Manuele Bertoli : Non. Lors de mon élection, le département qui me serait attribué n’était pas défini. En effet, il appartient au gouvernement d’en décider et l’on reprend un département, avec le personnel qui lui est affecté. Lorsque je suis entré en fonction, j’avais deux secrétaires. L’une d’elles s’est fait beaucoup de souci. Elle se demandait comment il serait possible de travailler avec un conseiller d’Etat aveugle. Je lui ai alors dit : « Nous allons accorder nos violons en prenant un temps d’acclimatation et, dans dix jours, tout ira comme sur des roulettes ». C’est exactement ce qui s’est passé, car aujourd’hui, à l’ère des dossiers numérisés, de Voice Over, etc., j’arrive presque toujours à me débrouiller. J’ai un bureau sans papier. Les seuls papiers que vous voyez sont des courriers reçus par la poste. Mes secrétaires me notent tout sous la forme numérisée, dans le dossier informatique prévu à cet effet, de sorte que je n’ai aucune peine à tout retrouver aisément.

Nina Hug : Pensez-vous contribuer, en tant que personnalités publiques, à sensibiliser la population aux besoins spécifiques des personnes handicapées de la vue ? Le fait de compter davantage de personnalités politiques ou publiques en situation de handicap pourrait-il servir la cause des personnes concernées ? 

Barbara Müller : Les personnes en situation de handicap ont vécu cachées des décennies durant, parce qu’elles-mêmes avaient honte de leur situation, ou que leur famille le leur imposait. A mon avis, il est grand temps que les personnes handicapées assument également des fonctions politiques afin de s’engager en faveur de la société, non forcément des droits des personnes handicapées, mais, comme personnalités politiques, de la société tout entière, dans laquelle elles aspirent, en tant que membres, à défendre une position politique donnée. Dans cet esprit, je suis volontiers prête à faire des émules, et à montrer que l’on peut avoir confiance en soi et que le handicap n’empêche pas d’agir.

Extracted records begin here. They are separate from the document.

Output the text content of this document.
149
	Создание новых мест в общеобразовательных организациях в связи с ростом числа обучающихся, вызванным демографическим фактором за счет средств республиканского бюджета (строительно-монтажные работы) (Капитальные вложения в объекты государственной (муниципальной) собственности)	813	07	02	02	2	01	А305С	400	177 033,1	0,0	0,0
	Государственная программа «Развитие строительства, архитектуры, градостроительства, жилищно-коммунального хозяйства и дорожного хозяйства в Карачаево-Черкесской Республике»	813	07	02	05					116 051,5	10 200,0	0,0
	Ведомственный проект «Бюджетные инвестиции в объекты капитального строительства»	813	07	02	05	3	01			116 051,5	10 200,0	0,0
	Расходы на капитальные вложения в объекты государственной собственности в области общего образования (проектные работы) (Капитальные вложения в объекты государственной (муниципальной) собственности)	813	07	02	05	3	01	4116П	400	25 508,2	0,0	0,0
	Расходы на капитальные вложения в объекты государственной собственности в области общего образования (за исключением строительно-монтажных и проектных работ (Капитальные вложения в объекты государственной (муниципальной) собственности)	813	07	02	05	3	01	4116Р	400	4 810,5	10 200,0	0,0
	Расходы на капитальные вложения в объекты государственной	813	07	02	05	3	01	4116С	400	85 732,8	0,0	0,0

Manuele Bertoli : Je trouve judicieux que les personnes handicapées assument des responsabilités, que ce soit en politique ou dans d’autres domaines. Elles montrent ainsi qu’elles sont intégrées de fait au sein de la société. Par contre, je ne sais pas dans quelle mesure cela aide les gens à comprendre comment se comporter avec une personne aveugle. Ceux qui me côtoient fréquemment, avec qui je travaille étroitement sont certes sensibilisés à nos besoins. C’est notamment le cas de tous les parlementaires et des collaborateurs du siège du gouvernement. Par contre, je ne sais pas si un brin de conversation avec les passants rencontrés sur le trottoir suffit à sensibiliser ces derniers. Parfois, les gens manifestent de l’appréhension à me parler à cause de ma cécité. Autre chose encore : lorsque je suis au milieu d’une foule, je ne peux pas me rendre simplement vers la personne que je souhaiterais rencontrer sans l’aide d’un accompagnant qui m’y conduise. Par ailleurs, certaines personnes ne souhaitent pas me parler et partent du principe que de toute façon, je ne les vois pas. Mais je les entends, et de plus loin qu’elles ne le pensent (rires).